Bir şeyler artık benim lehimde ilerlesin istiyordum. Benim istediğim gibi olsun istiyordum. Benimle olsun istiyordum.

Öğrendiklerimden sonra Esra yenge Serhat Abi'yle oturacağı için çok uzatmadan odama geri döndüm. Bir sürü teşekkür cümlesini peş peşe sıralamıştım. Ona gerçekten gözümü açtığı için minnettardım.

Odama girdiğimde herhangi bir şey almaktansa ona bir şeyler pişirmemin onu daha çok mutlu edeceğini bildiğimden hiç hediye bakmadım. Belki tarçınlı kurabiye belki ıslak kek... İkisini de seviyordu.

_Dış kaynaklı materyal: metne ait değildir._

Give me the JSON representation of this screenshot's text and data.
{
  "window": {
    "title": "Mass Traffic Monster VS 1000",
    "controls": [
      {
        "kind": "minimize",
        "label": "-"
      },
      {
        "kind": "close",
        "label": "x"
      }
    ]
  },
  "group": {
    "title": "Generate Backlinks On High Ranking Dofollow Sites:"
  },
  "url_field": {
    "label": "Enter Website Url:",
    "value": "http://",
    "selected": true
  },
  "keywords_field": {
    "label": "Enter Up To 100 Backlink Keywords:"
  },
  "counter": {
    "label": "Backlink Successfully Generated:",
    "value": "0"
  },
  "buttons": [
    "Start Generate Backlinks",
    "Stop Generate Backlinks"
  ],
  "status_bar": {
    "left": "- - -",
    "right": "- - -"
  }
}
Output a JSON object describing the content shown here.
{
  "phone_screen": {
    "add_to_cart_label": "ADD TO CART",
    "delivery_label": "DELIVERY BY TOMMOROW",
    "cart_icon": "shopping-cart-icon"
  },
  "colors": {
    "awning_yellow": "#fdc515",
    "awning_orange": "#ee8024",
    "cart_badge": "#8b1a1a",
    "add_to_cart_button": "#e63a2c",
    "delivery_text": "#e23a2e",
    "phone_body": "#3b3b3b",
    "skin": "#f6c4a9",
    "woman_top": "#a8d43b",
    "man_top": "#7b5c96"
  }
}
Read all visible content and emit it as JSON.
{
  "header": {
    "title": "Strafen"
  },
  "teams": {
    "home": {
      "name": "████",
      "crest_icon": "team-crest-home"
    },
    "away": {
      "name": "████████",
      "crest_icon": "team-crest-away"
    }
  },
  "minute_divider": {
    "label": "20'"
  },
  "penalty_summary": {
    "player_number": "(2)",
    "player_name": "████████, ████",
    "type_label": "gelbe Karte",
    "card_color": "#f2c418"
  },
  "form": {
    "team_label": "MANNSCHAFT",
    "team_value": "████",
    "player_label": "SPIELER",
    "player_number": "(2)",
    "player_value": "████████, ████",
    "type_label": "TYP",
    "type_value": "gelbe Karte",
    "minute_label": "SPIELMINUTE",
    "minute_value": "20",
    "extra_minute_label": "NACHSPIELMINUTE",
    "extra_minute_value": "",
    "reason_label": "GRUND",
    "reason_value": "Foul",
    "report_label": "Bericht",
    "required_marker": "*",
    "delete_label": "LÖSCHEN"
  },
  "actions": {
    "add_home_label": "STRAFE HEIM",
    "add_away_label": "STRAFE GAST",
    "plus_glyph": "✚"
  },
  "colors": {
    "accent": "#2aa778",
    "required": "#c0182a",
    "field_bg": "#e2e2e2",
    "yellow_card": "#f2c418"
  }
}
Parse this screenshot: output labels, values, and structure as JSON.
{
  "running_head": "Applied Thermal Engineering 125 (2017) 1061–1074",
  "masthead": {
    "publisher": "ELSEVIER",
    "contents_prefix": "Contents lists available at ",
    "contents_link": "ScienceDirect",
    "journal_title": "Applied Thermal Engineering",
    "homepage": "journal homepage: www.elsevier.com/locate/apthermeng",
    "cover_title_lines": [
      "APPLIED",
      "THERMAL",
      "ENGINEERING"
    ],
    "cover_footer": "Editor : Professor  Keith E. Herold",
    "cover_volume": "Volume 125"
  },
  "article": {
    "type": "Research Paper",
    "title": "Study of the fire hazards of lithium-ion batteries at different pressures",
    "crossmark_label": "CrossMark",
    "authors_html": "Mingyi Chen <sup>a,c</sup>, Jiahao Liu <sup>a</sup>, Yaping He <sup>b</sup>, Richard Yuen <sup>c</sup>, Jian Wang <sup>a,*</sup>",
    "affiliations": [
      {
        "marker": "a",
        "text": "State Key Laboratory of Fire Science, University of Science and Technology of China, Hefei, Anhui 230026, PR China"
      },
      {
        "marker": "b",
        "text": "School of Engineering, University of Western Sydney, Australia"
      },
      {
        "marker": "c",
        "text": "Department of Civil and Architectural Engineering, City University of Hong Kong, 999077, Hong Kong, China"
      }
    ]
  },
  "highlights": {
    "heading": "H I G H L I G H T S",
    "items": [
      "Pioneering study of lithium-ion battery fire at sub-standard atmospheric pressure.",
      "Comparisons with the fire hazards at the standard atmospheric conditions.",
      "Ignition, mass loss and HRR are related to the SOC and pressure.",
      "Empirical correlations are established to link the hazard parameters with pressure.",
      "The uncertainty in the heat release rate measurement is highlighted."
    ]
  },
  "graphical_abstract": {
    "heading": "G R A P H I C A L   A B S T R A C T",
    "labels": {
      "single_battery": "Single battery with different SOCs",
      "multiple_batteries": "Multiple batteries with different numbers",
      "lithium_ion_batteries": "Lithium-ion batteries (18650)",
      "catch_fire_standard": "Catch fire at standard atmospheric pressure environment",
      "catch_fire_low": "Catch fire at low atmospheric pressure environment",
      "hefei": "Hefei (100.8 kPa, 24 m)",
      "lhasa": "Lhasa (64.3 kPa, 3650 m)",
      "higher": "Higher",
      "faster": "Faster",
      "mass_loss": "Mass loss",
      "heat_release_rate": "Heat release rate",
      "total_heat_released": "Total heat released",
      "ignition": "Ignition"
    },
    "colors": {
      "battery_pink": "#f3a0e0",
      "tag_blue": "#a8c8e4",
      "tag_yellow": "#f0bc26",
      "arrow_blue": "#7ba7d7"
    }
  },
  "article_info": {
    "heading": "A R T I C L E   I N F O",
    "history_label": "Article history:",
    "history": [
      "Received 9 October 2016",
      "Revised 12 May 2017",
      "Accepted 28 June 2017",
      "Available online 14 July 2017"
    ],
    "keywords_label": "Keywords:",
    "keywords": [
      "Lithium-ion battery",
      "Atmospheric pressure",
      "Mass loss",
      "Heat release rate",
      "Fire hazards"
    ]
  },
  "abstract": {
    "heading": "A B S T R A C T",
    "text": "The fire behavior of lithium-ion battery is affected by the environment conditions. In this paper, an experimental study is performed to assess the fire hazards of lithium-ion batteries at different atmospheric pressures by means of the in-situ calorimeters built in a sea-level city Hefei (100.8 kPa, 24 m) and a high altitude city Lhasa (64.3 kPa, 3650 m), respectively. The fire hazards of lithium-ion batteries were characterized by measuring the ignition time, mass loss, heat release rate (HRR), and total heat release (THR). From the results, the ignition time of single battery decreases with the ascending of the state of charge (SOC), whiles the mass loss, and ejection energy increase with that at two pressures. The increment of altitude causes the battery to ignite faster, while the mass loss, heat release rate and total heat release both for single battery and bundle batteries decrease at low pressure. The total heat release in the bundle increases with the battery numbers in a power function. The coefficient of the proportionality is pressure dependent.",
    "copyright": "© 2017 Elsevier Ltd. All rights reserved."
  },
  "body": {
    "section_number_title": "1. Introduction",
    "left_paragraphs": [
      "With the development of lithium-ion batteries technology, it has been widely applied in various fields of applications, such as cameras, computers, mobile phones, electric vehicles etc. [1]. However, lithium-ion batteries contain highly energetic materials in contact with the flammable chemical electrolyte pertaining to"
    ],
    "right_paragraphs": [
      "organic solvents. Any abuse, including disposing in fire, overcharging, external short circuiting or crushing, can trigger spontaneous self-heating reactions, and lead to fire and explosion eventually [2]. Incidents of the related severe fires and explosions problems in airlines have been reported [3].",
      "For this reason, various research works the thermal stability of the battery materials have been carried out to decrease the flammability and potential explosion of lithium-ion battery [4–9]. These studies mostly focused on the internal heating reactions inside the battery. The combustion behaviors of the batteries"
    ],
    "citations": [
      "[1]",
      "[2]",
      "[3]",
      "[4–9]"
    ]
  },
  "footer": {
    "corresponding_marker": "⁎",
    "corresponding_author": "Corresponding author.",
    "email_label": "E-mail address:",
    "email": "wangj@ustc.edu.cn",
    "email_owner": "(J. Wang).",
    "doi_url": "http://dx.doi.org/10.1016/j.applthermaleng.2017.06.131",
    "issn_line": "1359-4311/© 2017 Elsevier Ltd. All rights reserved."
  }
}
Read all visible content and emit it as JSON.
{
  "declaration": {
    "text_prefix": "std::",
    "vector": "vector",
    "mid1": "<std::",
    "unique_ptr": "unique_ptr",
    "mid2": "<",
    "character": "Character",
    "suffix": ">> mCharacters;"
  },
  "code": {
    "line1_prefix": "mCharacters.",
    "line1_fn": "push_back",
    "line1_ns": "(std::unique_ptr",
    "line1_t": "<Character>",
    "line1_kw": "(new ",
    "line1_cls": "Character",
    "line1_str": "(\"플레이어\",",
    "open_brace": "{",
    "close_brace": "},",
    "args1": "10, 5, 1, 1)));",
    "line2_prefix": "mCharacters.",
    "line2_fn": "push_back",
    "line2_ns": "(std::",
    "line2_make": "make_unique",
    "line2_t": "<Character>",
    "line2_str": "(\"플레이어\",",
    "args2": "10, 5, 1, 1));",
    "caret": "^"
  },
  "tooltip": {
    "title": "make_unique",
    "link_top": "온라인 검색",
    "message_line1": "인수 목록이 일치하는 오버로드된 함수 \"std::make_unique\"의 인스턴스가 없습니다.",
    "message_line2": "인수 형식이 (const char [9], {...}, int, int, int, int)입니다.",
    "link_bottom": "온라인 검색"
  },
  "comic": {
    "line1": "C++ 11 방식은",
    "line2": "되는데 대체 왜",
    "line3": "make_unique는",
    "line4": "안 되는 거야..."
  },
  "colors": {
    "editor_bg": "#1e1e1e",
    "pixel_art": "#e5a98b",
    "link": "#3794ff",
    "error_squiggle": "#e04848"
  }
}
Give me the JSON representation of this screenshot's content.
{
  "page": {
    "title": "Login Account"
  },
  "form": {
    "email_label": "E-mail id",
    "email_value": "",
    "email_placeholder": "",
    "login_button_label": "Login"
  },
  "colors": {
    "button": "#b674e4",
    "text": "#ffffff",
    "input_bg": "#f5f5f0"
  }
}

Yarın her şeyin benim için farklı olacağını bilerek gözlerimi kapamaya çalıştım.

————

Kahvaltıdan sonra onlar işe giderken Baran'ı masadan gözlerimi çekmeden süzmüştüm uzun uzun. Yine siyah bir gömlek ve siyah kumaş pantolon vardı üzerinde. Saçları düzgündü ve kemikli yüzü her zamanki gibi aşırı hoş duruyordu.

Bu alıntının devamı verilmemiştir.